Friday, November 14, 2014

Technology as an empowerment strategy

When I'm not too busy flying around the world (if only it were as glamorous as it seems!), my favorite thing to do is to get out of the office and go see what's happening "in the field," where our staff interact with clients.

One of the recent areas where I've been focused a lot is on technology, and specifically giving our frontline staff technology to either capture information from their interactions or even aid them in providing better services.

There's a constant discussion about whether technology reduces "the human touch" of service delivery.  Anyone who has been to the doctor and felt that he spent more time trying to enter information into the system than actually examine you will understand why this is a risk!
But what I've been hearing recently from several different visits around Bangladesh is that technology is extremely empowering.  Mastering technology builds confidence!


My colleagues and I took a tablet out the other day with a household survey in Bangla.  We showed it to some community health workers to get their feedback on the system.  While none of them had used a tablet before, after a few minutes of initial fear, they were pretty excited and already able to navigate the survey fairly easily.

Certainly there are a lot of technical considerations, but I think it's also worth thinking about the significant non-technical impact.  How does it change a woman's life to be one of the first in her community to use and understand a tablet?  How does it affect her children to see their mother mastering technology?  And how do these skills, which obviously then make it easier to imagine other uses of a tablet, such as online applications, open up new worlds of information?


Last week I went to visit Safesave, a very interesting organization set up on the basis on financial diary research, finding that the poor often did quite a bit of financial management but lacked good savings options.  Recently Safesave came under the BRAC umbrella, but its operations have remained largely the same.  Several years ago Safesave went digital--clients kept a passbook for their records, but Safesave's collectors did all their data entry into a smart phone during their door to door visits.  It's worked very well for them--it's brought an additional level of transparency and built-in monitoring that keeps operations running very smoothly.

I followed one of the collectors around a Dhaka slum in the afternoon.  She visits over 200 households a day to see if any want to deposit savings or make a payment on a loan.  The system is like second nature to her; she's able to navigate it rapidly.  At the end of the transaction, a Bangla screen pops up with the text, "You have made a deposit of X taka.  Your new balance is Y."  Theoretically, the client sees this screen and agrees with it.

In practice, many of the clients don't understand the technology, and some of the older clients have vision problems that make it difficult to read the numbers on the screen.  But the younger ones, like the young woman pictured above, study it carefully.  The Safesave collector when through the system with her, asking her to read the final page carefully.  The girl is already trusted with some of the family's finances because she's the most literate member of the family.  Now she's seeing technology everyday and learning about how to use it.
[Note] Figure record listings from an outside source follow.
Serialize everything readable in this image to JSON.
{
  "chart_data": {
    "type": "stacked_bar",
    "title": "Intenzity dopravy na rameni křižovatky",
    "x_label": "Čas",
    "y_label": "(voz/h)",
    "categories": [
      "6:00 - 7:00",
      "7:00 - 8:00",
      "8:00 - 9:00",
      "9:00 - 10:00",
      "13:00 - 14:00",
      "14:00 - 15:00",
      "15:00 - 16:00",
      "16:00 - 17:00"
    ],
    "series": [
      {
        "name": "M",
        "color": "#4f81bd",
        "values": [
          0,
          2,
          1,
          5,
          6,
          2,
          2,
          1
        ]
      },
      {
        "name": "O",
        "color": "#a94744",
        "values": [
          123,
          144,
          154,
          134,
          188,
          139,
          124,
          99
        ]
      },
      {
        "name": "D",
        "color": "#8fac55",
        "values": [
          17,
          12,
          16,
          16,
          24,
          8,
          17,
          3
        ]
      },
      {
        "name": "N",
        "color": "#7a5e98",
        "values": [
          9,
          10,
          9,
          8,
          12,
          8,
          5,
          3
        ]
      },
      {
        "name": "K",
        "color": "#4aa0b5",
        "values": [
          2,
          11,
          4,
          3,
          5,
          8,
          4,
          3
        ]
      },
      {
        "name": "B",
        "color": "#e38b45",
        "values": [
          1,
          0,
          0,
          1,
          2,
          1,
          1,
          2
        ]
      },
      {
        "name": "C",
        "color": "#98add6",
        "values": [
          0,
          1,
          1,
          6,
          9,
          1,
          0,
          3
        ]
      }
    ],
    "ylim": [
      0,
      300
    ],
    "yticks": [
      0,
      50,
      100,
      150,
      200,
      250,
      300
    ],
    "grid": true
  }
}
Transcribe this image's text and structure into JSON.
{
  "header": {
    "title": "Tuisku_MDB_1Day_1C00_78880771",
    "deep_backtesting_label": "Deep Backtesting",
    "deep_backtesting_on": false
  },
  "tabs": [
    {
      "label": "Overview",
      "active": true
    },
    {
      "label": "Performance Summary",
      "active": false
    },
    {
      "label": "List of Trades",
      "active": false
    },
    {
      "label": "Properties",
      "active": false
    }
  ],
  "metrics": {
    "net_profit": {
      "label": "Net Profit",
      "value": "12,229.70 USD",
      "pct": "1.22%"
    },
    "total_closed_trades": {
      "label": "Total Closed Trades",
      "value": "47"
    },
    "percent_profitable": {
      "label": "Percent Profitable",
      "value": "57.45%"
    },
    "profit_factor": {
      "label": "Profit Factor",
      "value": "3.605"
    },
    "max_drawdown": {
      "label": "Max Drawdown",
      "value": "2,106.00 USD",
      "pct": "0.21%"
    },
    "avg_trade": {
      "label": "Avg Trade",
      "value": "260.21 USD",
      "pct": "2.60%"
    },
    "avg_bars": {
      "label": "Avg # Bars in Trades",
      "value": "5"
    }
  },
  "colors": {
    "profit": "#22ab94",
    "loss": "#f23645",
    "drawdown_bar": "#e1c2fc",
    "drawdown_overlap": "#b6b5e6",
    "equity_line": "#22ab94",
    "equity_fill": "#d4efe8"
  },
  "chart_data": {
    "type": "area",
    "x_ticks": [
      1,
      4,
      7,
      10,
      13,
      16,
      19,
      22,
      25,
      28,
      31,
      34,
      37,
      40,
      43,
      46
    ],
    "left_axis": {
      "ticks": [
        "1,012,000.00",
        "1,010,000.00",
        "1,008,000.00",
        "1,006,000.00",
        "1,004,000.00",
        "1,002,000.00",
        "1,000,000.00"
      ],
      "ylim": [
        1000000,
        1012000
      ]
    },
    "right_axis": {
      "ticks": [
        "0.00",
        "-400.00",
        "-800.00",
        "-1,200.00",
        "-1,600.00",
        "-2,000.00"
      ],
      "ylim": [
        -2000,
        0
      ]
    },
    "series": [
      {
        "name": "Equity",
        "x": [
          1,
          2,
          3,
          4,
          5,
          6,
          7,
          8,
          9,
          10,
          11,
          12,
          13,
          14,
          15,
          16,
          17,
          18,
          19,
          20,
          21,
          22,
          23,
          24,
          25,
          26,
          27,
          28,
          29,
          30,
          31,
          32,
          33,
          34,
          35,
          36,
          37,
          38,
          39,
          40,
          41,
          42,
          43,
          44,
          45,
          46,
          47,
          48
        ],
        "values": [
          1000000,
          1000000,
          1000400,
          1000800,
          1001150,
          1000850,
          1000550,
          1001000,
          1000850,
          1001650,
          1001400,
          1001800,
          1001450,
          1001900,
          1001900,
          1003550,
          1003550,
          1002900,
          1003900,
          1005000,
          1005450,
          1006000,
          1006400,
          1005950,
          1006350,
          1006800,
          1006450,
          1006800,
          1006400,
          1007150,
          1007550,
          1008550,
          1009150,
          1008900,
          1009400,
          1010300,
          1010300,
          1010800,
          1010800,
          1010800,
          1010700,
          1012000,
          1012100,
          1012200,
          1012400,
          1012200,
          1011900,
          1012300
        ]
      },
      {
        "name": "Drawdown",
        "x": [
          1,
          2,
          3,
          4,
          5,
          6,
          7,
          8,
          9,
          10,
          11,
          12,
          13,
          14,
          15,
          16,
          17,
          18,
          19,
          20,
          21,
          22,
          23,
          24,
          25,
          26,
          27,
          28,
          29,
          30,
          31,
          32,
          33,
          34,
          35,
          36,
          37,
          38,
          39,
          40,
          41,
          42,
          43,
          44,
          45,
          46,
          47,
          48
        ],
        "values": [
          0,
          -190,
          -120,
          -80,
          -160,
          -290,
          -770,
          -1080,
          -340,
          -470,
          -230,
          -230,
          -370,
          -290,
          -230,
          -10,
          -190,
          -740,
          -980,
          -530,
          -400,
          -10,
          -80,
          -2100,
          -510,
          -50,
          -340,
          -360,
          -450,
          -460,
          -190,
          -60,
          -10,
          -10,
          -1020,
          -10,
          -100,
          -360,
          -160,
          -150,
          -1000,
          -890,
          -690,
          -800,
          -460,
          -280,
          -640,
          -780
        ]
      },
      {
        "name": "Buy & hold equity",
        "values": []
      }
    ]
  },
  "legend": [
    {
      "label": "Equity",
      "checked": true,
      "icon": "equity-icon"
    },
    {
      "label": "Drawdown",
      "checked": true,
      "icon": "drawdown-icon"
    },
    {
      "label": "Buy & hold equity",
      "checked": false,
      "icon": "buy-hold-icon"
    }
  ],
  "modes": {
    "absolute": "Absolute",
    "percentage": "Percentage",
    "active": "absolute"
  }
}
Technology is creating many new helpful tools for development, but one of its greatest potentials is to change how people see themselves and what they think is possible.  We shouldn't forget that in our calculations on the cost/benefits to bringing technology further and further into the grassroots.

Glad to see that some are getting started already; development partners need to get on board! Big kudos to Google for taking a bus around Bangladesh to literally bring the internet to 500,000 students across the country!!  Hope we can find ways to take this beyond university students in urban centers.